A statement issued by the governor’s office explains why the state is imposing a “limited” stay-at-home order: “Activities conducted during 10 p.m. to 5 a.m. are often non-essential and more likely related to social activities and gatherings that have a higher likelihood of leading to reduced inhibition and reduced likelihood for adherence to safety measures like wearing a face covering and maintaining physical distance.”
“We know from our stay at home order this spring, which flattened the curve in California, that reducing the movement and mixing of individuals dramatically decreases COVID-19 spread, hospitalizations, and deaths,” said California Health and Human Services Secretary Dr. Mark Ghaly. “We may need to take more stringent actions if we are unable to flatten the curve quickly. Taking these hard, temporary actions now could help prevent future shutdowns.”

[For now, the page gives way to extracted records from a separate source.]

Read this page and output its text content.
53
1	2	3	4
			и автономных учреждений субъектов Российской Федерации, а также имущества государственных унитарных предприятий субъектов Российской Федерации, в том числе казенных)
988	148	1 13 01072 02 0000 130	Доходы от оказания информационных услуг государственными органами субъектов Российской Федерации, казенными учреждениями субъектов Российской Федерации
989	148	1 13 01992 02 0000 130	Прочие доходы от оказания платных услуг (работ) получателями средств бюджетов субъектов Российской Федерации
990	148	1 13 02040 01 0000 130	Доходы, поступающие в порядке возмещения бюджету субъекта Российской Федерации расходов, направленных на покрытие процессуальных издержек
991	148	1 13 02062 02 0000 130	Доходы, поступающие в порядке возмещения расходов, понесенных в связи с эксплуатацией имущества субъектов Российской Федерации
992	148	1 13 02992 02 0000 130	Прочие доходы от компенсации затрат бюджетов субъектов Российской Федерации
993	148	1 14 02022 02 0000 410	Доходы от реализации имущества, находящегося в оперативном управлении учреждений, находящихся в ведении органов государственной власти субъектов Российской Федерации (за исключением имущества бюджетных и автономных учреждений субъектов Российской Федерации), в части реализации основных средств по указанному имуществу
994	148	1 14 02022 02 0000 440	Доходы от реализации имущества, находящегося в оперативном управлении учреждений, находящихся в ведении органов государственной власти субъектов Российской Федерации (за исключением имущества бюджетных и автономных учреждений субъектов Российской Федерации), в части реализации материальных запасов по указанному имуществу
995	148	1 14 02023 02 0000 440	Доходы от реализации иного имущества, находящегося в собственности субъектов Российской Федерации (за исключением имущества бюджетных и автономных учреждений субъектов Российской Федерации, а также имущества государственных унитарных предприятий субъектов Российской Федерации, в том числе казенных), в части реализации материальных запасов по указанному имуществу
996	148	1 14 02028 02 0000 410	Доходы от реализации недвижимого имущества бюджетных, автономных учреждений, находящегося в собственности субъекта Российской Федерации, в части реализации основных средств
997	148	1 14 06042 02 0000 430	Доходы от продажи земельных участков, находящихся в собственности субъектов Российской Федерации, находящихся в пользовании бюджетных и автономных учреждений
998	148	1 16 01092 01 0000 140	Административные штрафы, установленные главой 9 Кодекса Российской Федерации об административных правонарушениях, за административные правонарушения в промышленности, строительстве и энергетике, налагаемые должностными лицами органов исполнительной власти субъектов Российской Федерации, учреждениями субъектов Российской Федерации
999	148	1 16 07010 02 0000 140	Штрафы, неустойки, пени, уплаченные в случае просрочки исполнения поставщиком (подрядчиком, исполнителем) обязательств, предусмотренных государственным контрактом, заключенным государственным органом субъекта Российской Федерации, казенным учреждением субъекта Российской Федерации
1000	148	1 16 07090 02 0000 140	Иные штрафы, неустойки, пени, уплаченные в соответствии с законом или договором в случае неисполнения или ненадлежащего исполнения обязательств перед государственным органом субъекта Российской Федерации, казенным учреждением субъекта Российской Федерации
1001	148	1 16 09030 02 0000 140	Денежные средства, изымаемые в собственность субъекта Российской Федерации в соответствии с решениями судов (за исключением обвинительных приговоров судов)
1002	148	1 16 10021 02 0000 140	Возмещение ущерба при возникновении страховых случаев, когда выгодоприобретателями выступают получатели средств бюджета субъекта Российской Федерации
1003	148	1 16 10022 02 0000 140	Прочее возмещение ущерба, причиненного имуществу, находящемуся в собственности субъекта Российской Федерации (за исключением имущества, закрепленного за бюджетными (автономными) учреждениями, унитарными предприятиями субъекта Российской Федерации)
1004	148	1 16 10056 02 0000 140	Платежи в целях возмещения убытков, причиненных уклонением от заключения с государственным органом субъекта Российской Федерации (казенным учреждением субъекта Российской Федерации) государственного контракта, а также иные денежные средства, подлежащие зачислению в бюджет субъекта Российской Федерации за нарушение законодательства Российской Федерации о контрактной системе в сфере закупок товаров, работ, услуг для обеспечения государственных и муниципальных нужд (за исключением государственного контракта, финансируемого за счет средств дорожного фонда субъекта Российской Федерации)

COVID-19 case rates increased by approximately 50% in California during the first week of November. As a result, Governor Newsom and California’s public health officials have announced a list of measures to protect Californians and the state’s health care system, which could experience an unprecedented surge if cases continue their steep climb.
On Monday, the state pulled an “emergency brake,” putting more than 94% of California’s population in the most restrictive Purple Tier. The state will reassess data continuously and move more counties back into a more restrictive tier, if necessary. California also strengthened its face covering guidance to require individuals to wear a mask whenever outside their home, with limited exceptions.
Last Friday, the state issued a travel advisory, along with Oregon and Washington, urging people entering the state or returning home to quarantine for 14 days to after arriving from another state or country, and encourages residents to stay local. The travel advisory also urges against nonessential out-of-state travel and encourages residents to stay local this upcoming holiday season.